KUALA LUMPUR, July 18 — Malaysia’s Covid-19 stimulus packages contributed 20 per cent to the country’s gross domestic product (GDP), comparable to other developed countries and higher than regional developing countries, a comparative analysis of government assistance reported.
The Ministry of Finance analysis compared Malaysia against Asia Pacific (Indonesia, Philippines, Singapore, Thailand, Vietnam, Australia, New Zealand, China, Taiwan, South Korea) and the United Kingdom and United States of America.
“In the US, stimulus packages contributed 26.5 per cent to GDP, New Zealand 19.3 per cent, Australia 19.1 per cent and the UK 17.8 per cent.

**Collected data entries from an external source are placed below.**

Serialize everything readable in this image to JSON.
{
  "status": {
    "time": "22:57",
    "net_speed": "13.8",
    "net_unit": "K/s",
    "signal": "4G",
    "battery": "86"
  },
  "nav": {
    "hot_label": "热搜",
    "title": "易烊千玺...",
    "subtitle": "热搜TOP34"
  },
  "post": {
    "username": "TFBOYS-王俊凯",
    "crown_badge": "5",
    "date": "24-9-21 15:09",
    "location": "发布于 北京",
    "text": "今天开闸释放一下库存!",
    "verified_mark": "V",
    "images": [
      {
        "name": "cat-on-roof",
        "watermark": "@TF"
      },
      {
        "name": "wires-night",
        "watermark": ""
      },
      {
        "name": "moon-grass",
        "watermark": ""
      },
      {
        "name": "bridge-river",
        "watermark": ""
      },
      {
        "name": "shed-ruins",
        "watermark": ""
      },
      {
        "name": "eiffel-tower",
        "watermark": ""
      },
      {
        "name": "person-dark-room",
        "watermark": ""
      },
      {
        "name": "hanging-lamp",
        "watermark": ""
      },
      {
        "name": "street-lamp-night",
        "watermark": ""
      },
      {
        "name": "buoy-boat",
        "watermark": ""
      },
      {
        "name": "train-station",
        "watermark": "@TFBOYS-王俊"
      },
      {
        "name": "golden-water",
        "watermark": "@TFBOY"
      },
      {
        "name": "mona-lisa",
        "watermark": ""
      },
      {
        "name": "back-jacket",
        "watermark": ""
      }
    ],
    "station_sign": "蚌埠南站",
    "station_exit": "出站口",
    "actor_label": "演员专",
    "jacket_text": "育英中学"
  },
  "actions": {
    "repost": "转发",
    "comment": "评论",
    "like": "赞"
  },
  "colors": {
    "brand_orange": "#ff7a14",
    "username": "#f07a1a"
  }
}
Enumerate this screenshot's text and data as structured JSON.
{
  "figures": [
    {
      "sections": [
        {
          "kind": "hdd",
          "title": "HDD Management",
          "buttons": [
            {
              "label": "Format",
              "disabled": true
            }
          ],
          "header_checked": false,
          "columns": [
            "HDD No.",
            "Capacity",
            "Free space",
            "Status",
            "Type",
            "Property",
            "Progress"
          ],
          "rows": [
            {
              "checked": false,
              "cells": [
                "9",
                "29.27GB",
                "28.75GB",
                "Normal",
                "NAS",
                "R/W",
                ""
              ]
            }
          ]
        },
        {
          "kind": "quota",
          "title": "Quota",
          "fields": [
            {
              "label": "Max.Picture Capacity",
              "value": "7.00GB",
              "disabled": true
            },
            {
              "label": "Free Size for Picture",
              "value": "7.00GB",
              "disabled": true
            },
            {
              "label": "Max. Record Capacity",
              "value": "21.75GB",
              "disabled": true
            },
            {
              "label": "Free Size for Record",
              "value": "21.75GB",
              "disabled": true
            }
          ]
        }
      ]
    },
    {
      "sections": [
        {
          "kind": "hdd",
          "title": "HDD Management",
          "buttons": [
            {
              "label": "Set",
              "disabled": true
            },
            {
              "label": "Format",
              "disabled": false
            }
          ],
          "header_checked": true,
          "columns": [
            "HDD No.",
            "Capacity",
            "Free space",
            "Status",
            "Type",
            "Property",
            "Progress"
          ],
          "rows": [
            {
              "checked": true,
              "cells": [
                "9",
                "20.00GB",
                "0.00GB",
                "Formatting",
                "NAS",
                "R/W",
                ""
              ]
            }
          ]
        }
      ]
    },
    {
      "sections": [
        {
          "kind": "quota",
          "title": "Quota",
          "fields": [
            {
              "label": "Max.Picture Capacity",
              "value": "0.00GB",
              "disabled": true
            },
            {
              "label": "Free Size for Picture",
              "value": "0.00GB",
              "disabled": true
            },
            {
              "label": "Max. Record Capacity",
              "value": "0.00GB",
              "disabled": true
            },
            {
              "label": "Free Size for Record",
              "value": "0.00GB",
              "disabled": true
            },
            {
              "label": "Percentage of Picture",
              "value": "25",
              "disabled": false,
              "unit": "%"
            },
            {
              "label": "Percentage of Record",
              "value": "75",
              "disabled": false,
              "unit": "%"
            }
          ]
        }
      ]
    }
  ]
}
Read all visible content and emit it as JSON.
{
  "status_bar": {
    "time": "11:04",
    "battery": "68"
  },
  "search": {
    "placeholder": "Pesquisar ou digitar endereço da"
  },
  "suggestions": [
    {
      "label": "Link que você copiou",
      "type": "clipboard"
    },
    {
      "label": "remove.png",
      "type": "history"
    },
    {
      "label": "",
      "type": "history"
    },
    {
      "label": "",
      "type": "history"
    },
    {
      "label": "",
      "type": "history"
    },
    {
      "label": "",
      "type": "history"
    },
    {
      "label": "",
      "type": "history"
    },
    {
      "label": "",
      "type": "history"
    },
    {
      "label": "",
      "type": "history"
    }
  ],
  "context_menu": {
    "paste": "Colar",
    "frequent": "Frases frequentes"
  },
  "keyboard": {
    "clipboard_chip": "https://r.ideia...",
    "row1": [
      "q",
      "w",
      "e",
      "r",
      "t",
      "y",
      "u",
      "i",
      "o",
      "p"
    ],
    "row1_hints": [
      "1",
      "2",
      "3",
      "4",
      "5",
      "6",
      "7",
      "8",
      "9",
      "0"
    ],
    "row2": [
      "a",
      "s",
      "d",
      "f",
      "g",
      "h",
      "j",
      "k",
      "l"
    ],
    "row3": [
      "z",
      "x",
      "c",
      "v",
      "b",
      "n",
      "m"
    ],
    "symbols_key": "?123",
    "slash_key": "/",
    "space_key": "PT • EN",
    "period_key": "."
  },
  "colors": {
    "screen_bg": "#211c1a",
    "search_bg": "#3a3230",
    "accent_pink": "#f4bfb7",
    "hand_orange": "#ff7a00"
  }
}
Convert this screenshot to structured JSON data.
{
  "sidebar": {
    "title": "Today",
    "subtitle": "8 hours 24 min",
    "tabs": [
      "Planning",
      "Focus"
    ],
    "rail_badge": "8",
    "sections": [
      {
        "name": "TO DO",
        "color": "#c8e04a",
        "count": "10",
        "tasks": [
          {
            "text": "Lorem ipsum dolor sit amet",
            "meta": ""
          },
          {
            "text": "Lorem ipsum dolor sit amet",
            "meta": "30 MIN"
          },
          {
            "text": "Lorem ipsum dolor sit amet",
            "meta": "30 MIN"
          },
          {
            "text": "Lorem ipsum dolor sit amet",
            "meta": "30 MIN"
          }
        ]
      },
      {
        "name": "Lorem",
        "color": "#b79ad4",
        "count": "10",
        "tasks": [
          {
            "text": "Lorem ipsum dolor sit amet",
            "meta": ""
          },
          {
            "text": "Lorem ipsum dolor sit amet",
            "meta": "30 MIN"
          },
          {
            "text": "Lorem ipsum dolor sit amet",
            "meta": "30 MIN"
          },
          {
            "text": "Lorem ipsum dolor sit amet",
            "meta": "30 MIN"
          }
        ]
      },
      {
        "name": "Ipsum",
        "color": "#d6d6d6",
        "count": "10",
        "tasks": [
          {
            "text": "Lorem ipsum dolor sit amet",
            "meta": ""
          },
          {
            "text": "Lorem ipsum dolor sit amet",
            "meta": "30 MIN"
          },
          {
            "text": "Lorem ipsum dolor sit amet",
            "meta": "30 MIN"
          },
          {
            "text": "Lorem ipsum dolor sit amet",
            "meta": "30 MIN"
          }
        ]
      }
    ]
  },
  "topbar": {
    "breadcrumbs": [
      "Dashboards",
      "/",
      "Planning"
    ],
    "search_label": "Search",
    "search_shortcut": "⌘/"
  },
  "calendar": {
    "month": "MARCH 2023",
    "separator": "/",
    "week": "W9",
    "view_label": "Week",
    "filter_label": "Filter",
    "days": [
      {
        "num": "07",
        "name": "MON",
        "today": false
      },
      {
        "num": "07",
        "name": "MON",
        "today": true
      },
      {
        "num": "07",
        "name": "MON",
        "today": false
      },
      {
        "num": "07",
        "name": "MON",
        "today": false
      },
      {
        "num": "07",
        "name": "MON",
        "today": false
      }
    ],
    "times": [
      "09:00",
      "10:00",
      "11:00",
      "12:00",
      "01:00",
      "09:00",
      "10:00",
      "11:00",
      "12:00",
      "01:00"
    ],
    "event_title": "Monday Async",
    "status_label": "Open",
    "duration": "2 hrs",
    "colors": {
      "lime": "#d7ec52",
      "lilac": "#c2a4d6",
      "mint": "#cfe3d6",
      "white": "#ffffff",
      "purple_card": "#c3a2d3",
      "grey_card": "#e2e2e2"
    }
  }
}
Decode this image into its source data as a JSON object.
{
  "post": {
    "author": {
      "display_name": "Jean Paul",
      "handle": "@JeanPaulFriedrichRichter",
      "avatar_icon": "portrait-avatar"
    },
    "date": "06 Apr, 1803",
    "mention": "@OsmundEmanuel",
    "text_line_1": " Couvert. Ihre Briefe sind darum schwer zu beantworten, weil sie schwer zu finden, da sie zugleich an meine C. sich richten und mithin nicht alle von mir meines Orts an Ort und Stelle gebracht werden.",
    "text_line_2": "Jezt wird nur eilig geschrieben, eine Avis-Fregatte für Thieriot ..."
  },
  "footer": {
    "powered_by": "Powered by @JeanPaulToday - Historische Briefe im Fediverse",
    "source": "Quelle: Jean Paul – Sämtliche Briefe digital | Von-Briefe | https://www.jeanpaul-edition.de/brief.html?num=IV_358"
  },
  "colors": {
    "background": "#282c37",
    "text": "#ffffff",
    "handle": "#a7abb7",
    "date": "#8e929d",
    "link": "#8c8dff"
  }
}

“As for the Asian region, Malaysia is on par with Singapore at 20 per cent as well, while other countries such as China, Thailand, Vietnam and Taiwan contributed below 10 per cent to their GDP,” the report found.
The analysis was done by the Unit for the Implementation and Coordination of National Agencies on the Economic Stimulus Package (Laksana).
Laksana found the initiatives which Malaysia has put in place are currently not available in other countries. This includes insurance moratorium (for three months), real property gains tax exemption and My30 and My5 unlimited passes.
“Other initiatives which Malaysia could consider under the Rakyat stimulus package are rent relief grants to prevent evictions, Covid-19 leave and self-isolation support for workers, payout for family or dependents of deceased due to Covid-19,” the report said.
Under the business stimulus package, Laksana found that the Malaysian government’s efforts in supporting businesses cover several different key areas and the initiatives offered are almost similar to those in other countries.
“The initiatives include loan moratorium (automatic basis for six months), targeted repayment assistance (opt-in basis for 100 per cent for three months or 50 per cent for six months).
“Tekun Micro financing (up to RM100,000), Penjana Tourism Fund (up to RM300,000), Prihatin special SME Grant (one-off, RM 3,000), DanaJamin (up to 10 years term, RM5 million to RM 1 billion) and Dana Penjana,” the report said.
According to Laksana, other initiatives which the Malaysian government could consider in the future are the UK’s Covid-19 Restart Grant, reducing corporate tax for big and small businesses, amendments to insolvency laws, increasing the threshold and duration of time to respond before creditors take action.
Under the economy stimulus package, overall, the Malaysian government’s assistance covered key sectors such as tourism, food, healthcare and other sectors such as small scale projects (contracts for G1 to G4 contractors) and Sukuk Prihatin (minimum RM500).
“Initiatives which Malaysia has put in place which are currently not available in other countries would be the Sukuk Prihatin.
“Other initiatives which Malaysia could consider including a 50 per cent subsidy on Covid-19 tests for tourists to boost tourism, restaurant revitalisation fund for their food and beverage sector players, reimbursement of accommodation providers for their lost bookings due to Covid-19 for the entire lockdown period, Green New Deal to support net eco society by supporting greenhouse gas emissions reduction and 20 per cent energy sourced from renewables,” the report said.
The Perikatan Nasional (PN) government had pledged RM380 billion in relief packages since the first movement control order (MCO) was imposed on March 18 last year.
A year later, Prime Minister Tan Sri Muhyiddin Yassin launched the Strategic Programme to Empower the People and Economy or Pemerkasa worth RM20 billion.
Muhyiddin said Pemerkasa would focus on 20 strategic initiatives to boost economic growth, support business, and to continue targeting assistance to all who are affected.
Most recently, the prime minister had in June announced RM150 billion in Covid-19 relief spending with RM10 billion in aid to be channelled towards low- and middle-income households affected by the public health crisis.